18.11.13

Jasmine, a incômoda

Adolescente, fui ver A Mulher do Lado, de Truffaut, e não gostei nada do drama realista que o diretor mais romântico do cinema criara. Onde estavam as paixões redentoras, que perdoam traições e mal-entendidos, desde que cometidos em nome do amor? Levei muitos anos para compreender que a paixão, muitas vezes, destrói, porque ela avança como proprietária dos corações imaturos. E que os dramas da vida real podem virar cinema, sempre.
Ainda bem que já sou madura o suficiente para apreciar a densidade inconveniente de Blue Jasmine, um Woody Allen amargo, sem concessões ao onírico, de um lirismo doloroso e real.

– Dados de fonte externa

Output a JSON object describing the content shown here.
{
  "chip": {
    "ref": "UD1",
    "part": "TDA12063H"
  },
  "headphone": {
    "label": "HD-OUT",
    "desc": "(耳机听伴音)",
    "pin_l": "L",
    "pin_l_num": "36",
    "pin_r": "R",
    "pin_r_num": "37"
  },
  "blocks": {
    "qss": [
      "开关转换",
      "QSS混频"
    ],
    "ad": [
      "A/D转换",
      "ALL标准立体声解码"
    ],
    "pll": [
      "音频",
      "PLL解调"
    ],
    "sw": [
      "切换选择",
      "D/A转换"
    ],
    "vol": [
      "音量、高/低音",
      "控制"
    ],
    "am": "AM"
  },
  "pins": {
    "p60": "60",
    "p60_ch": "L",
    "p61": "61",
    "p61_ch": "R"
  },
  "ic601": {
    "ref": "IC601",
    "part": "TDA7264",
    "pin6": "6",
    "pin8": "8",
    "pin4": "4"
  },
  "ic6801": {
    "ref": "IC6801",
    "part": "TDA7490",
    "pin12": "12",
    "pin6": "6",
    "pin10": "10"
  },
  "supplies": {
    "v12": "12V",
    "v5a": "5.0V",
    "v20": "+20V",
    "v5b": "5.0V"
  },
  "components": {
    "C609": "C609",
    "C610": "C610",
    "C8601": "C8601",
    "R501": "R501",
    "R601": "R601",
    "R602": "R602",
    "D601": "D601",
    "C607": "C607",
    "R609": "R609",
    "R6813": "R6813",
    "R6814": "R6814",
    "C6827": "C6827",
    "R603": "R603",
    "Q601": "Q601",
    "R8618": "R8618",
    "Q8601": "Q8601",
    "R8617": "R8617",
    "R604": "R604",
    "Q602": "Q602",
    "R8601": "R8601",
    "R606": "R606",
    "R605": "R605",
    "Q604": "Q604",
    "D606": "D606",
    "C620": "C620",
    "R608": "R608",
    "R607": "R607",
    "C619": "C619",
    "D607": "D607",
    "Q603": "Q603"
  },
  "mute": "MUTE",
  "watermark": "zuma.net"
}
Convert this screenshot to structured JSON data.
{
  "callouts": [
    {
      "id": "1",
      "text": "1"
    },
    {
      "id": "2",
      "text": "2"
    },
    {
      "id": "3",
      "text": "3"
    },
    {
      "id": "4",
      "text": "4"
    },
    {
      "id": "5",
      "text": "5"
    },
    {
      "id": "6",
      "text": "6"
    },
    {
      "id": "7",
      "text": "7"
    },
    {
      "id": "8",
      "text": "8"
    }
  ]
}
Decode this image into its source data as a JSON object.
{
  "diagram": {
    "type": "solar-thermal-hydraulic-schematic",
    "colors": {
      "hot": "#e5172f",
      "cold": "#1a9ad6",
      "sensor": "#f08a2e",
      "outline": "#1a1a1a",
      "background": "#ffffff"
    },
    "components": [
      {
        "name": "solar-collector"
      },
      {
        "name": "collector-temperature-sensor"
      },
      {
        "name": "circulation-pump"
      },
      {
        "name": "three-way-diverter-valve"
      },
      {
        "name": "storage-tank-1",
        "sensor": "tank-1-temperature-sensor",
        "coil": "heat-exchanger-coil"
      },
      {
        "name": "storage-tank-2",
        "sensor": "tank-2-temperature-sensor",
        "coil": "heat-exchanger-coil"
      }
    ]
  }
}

Jasmine, a protagonista que certamente renderá indicação ao Oscar para Cate Blanchett, vive a fantasia de outras personagens de Woody Allen, mulheres que abraçam o papel de anfitriãs ideais para homens de negócios. Simbolizando a decadência de Wall Street, ela própria é uma metáfora para diversas adoções - filha adotiva, mãe adotiva, sem qualquer qualificação profissional, se entope de remédios para reiniciar a vida longe de Nova York, onde acompanhou a prisão do marido, executivo que fraudou investidores e foi condenado à prisão. O enteado desapareceu antes que a família se desfizesse e perdesse todo o patrimônio. Aos poucos, a detestável Jasmine, que reinventou o próprio nome, vai se revelando ao público nesse drama da vida real que não apresenta muitas concessões para a felicidade.
Eu não sei se Woody Allen ficará como o cronista crítico da vida urbana ou o poeta nostálgico, eternamente apaixonado pelo amor. Blue Jasmine está ao lado de O Sonho de Cassandra ou Match Point. Incomoda tanto quanto a realidade.